The next part is to compress the file. When you call the API compress method, the VB code appears to stop executing at that point until compression is complete; however, since the call pumps messages through the message loop the UI stays responsive and other code in the application can be run.
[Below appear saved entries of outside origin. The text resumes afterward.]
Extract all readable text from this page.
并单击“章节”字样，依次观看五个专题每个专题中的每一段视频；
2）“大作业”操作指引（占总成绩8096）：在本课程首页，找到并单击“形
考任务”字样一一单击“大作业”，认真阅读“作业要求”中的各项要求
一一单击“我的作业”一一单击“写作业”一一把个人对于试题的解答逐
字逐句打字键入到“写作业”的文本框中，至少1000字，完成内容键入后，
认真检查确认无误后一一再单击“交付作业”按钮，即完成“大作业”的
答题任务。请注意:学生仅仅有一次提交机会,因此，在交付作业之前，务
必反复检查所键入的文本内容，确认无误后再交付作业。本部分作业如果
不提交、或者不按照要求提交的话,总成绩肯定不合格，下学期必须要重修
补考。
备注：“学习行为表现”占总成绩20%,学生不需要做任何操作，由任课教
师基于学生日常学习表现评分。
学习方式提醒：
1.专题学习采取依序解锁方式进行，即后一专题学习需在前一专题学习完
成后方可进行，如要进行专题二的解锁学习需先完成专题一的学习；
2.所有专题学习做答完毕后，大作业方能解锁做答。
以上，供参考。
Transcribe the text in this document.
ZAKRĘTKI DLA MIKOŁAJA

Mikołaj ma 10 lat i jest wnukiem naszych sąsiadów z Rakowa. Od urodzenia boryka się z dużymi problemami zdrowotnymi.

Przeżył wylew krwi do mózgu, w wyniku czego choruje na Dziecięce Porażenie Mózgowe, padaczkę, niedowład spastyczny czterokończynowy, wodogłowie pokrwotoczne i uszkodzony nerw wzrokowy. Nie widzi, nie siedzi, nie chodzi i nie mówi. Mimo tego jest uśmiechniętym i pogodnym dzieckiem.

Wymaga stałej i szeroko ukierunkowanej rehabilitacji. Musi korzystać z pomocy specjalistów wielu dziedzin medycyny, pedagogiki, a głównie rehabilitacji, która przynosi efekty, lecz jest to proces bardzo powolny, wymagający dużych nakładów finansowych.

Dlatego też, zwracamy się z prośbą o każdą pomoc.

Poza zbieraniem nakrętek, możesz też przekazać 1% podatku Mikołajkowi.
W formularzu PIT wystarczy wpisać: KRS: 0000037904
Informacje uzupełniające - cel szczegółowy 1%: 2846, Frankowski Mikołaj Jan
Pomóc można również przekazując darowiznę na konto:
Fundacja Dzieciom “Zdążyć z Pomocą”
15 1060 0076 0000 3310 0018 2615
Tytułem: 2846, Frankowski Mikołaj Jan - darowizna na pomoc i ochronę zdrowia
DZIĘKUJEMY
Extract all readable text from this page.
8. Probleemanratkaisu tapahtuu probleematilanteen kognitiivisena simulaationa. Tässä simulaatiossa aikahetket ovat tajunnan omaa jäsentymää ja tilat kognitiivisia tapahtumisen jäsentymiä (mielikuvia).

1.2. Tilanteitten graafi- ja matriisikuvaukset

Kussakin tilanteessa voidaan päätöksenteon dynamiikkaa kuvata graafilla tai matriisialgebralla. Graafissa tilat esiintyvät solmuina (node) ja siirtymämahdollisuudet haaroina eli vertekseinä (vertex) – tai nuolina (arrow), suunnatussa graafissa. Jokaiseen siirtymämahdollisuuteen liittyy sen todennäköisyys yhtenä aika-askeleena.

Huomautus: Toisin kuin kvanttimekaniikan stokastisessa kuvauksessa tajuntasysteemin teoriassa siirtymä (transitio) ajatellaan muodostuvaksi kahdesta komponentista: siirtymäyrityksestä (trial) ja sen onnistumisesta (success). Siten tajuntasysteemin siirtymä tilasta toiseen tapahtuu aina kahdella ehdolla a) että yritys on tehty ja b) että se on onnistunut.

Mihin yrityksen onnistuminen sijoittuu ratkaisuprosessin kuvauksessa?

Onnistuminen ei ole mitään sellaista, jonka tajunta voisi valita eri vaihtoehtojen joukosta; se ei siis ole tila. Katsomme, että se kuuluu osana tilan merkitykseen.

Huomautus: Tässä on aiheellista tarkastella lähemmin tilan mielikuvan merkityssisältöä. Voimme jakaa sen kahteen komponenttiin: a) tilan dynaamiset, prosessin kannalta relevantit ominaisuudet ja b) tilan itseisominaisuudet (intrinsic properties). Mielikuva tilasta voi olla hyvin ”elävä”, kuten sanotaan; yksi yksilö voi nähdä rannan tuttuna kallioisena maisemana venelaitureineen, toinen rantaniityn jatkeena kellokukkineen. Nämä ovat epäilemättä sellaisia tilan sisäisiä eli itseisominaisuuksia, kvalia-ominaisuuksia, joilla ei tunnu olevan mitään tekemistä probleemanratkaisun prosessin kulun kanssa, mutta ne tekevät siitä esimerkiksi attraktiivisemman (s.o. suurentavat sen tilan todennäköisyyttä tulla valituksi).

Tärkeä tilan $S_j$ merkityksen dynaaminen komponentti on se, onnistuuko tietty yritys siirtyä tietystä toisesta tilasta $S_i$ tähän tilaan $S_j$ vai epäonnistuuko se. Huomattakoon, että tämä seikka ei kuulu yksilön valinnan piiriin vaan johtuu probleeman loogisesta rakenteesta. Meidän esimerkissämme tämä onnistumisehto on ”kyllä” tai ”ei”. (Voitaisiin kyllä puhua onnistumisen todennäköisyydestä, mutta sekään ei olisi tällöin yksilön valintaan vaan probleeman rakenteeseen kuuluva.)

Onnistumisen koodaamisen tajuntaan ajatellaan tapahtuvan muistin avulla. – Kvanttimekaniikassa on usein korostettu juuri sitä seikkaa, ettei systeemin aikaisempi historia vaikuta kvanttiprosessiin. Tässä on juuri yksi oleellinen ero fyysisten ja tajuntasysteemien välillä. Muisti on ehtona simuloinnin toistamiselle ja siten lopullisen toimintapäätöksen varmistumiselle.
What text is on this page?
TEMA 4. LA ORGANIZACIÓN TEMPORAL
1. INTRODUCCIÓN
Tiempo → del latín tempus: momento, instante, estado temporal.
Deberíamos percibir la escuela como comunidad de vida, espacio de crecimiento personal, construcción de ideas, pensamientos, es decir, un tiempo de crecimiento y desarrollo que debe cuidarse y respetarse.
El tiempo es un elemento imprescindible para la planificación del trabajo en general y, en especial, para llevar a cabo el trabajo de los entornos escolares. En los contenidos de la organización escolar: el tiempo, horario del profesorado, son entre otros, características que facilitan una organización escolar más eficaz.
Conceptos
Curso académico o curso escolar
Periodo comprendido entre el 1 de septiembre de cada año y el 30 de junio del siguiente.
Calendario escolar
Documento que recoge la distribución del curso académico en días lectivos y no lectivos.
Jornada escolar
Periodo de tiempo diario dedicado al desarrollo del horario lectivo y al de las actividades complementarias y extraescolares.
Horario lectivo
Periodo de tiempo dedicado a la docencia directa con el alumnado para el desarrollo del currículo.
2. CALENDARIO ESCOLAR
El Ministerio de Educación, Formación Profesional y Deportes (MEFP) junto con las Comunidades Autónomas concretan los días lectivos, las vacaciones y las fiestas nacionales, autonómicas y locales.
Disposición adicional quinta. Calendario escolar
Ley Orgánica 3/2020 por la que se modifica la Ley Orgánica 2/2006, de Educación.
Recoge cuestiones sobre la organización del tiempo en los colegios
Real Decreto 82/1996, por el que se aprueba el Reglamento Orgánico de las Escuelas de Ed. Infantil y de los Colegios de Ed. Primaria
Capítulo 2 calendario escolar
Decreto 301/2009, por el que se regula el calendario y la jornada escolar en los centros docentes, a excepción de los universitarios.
The code for compression therefore looks like this:

Public Function Compress() As Boolean

   If (m_bOperationInProgress) Then
      ' Do not allow multiple operations:
      pErr 3, False
      Exit Function
   End If

   ' Check input file exists:
   If (FileExists(m_sFileNameApe)) Then    
      pErr 2, False
   Else
      ' Check output file does not exist:
      If Not (FileExists(m_sFileNameWav)) Then
         pErr 1, False
      Else
      
         ' Indicate an operation is in progress
         m_bOperationInProgress = True
         ' Set up the callback pointer:
         mMACAudio.MACAudio = Me
         
         ' Initialise percent done/kill flag
         m_pPercentDone = 0
         m_pKillFlag = 0
         
         ' Convert file names to arrays of ASCII bytes:
         Dim bFileIn() As Byte
         bFileIn = StrConv(m_sFileNameWav, vbFromUnicode)
         ReDim Preserve bFileIn(0 To UBound(bFileIn) + 1) As Byte
         Dim bFileOut() As Byte
         bFileOut = StrConv(m_sFileNameApe, vbFromUnicode)
         ReDim Preserve bFileOut(0 To UBound(bFileOut) + 1) As Byte
                  
         ' Compress the file:
         Dim lR As Long
         lR = CompressFile(VarPtr(bFileIn(0)), VarPtr(bFileOut(0)), _
            m_eCompressionLevel, _
            m_pPercentDone, m_lPtrProgress, m_pKillFlag)
         If Not (lR = 0) Then
            If Not (lR = ERROR_USER_STOPPED_PROCESSING) Then
               pErr lR, True
            End If
         Else
            Compress = True
         End If
         
         m_bOperationInProgress = False
         RaiseEvent Complete
      End If
   End If

End Function

Setting up the callback pointer is achieved this code in the module:

Private m_c As cMACAudioSimple

Public Property Let MACAudio(c As cMACAudioSimple)
   Set m_c = c
   m_c.SetProgressCallbackPtr AddressOf ProgressCallback
End Property

Private Sub ProgressCallback(ByVal nPercentageDone As Long)
   '
   m_c.ProgressCallback nPercentageDone
   '
End Sub

And this code in the class to action the callback:

Friend Sub ProgressCallback(ByVal nPercentageDone As Long)
   '
   Dim bCancel As Boolean
   bCancel = False
   ' Note percent done is stored as a long between 0 and 1E5:
   RaiseEvent Progress(nPercentageDone / 100000#, bCancel)
   If (bCancel) Then
      m_pKillFlag = 1
   End If
   '
End Sub

With this in place, client code can compress files through a handful of calls to the class:

Private WithEvents m_cMACAudio As cMACAudioSimple

Private Sub Compress( _
      ByVal sWavFile As String, _
      ByVal sApeFile As String, _
      ByVal eCompression As EMacCompressionLevel _
   )
   m_cMACAudio.CompressionLevel = eCompression
   m_cMACAudio.WavFileName = sWavFile 
   m_cMACAudio.ApeFileName = sApeFile 
   m_cMACAudio.Compress
End Sub

Private Sub m_cMACAudio_Progress( _
       ByVal nPercentDone As Single, _
       bCancel As Boolean)
   '
   ' Show progress and set bCancel flag if needed here
   '
End Sub

The only thing to note is that you should make sure that any operation in progress is cancelled prior to closing the application. The sample application also includes code for decompression, verification and getting/setting the ID3 tag associated with the APE file.

Conclusion

This article has taken a look at some lossless wave compression samples and provides a sample implementation using Monkey's Audio.